What is the Soundness of Cement?
The soundness of cement can be defined as its ability to retain its volume after it gets hardened. This means that a properly sound cement will have hardened paste’s ability to retain its volume after setting.
A cement is referred to as unsound, lacking soundness when subjected to delayed destructive expansion.
Unsoundness of cement is due to the presence of an excessive amount of hard-burned free lime or magnesia.
The soundness of cement indicates quality to expand on the setting. Unsound cement expands too much on setting and develops cracks in the structure.
The test used for determining the soundness of cement is known as the “Le chatelier apparatus test.”
By soundness of cement, it is understood that its capacity to form a non-disintegrating, hard uniformly strong mass on the setting.
Soundness of Cement Test Methods
The cement after setting must not undergo any appreciable change of volume. Certain types of cement have undergone a large expansion immediately after settling, disrupting the hardened mass and set. This will cause major difficulties for the durability of structures if such type of cement is used.

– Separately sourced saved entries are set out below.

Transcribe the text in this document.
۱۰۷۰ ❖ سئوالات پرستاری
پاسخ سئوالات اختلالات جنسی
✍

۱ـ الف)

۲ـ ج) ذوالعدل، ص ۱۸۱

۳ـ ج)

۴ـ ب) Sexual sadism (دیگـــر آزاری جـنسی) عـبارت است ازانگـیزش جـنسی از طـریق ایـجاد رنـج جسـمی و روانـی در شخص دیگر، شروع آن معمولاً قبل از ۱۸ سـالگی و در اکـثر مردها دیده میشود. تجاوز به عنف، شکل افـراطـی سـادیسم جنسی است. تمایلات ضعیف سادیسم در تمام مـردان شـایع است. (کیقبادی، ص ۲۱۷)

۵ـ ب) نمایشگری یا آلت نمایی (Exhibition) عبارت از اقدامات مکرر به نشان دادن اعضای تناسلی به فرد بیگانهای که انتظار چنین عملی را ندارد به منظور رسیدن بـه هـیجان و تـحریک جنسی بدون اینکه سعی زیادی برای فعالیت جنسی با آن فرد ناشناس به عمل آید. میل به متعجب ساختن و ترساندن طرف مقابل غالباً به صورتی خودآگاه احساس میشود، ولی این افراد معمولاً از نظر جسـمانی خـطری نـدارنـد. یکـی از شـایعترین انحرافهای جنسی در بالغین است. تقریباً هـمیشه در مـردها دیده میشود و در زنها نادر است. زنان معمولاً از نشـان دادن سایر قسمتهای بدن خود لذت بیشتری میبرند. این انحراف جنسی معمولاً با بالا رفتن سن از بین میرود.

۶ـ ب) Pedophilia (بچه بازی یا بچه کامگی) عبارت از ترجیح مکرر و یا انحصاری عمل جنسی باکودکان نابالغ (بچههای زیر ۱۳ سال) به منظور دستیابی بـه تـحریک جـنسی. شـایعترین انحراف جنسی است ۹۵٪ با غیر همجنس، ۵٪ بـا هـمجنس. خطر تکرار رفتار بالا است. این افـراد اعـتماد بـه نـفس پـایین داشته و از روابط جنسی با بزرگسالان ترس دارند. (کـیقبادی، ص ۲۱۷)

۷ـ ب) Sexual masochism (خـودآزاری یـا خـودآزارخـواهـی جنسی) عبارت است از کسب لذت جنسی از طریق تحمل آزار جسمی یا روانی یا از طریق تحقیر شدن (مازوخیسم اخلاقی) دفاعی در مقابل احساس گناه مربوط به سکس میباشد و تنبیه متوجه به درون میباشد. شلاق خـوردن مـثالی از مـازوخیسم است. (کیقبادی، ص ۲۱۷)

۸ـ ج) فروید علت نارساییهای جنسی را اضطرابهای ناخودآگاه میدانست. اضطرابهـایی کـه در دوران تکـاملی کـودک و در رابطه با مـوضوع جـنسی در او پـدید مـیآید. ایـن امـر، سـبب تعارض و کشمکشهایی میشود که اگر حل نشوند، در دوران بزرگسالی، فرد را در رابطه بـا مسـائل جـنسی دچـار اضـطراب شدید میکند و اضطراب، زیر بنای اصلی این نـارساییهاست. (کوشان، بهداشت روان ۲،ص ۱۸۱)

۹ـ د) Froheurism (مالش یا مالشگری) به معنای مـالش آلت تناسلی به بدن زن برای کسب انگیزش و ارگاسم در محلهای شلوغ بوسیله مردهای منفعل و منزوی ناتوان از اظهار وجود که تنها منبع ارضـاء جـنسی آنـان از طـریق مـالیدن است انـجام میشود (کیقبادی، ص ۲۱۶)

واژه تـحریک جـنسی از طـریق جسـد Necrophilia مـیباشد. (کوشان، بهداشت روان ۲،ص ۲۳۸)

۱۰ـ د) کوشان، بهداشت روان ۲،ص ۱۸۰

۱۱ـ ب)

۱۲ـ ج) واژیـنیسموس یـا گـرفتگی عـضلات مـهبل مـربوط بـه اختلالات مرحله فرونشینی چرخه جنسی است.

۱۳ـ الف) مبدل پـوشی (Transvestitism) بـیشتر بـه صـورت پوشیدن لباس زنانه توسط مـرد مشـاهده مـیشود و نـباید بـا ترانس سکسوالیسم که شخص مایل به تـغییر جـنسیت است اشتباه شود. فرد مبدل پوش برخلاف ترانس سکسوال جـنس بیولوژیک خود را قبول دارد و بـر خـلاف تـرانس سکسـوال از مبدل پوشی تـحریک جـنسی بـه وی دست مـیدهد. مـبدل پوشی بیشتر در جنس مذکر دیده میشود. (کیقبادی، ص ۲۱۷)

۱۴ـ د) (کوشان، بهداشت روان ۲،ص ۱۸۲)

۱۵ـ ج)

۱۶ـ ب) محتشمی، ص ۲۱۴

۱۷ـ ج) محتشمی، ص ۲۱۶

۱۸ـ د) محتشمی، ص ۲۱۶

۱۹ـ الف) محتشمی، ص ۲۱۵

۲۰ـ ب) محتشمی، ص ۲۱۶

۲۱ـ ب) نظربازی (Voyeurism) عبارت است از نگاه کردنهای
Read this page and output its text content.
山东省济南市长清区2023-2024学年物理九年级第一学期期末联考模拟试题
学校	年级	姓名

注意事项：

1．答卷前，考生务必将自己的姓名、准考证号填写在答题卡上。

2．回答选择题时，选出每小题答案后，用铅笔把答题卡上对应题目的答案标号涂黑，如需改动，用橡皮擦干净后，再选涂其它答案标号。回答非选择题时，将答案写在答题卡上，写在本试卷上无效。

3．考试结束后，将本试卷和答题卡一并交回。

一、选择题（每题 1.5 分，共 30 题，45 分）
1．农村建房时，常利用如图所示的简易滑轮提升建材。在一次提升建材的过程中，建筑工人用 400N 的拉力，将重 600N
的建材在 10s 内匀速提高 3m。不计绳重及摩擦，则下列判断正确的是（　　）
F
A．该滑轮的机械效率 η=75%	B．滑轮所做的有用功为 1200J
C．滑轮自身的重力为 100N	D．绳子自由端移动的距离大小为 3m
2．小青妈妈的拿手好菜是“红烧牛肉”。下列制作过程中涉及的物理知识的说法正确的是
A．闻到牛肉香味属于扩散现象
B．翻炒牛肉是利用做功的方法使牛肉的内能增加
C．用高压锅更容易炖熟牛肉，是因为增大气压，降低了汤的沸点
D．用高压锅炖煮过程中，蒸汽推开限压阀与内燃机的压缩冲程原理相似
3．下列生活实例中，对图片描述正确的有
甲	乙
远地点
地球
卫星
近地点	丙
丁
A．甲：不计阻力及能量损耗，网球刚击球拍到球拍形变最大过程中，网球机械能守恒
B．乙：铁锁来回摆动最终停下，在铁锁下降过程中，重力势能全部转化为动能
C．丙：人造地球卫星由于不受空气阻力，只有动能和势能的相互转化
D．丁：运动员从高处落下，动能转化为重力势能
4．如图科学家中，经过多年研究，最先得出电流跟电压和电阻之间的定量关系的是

On the other hand, the unsoundness in cement is due to an excess of free lime combined with acidic-oxide at the kiln. This is also likely that too high a proportion of magnesium content of calcium sulfate content may lead to cement unsoundness.
The soundness of cement can be determined by two methods:
- The autoclave method and
- The Le-Chatelier method.
In the soundness test, a specimen of hardened cement paste is boiled for a fixed time so that any tendency to expand is speeded up and can be detected. Soundness means the ability to resist volume expansion.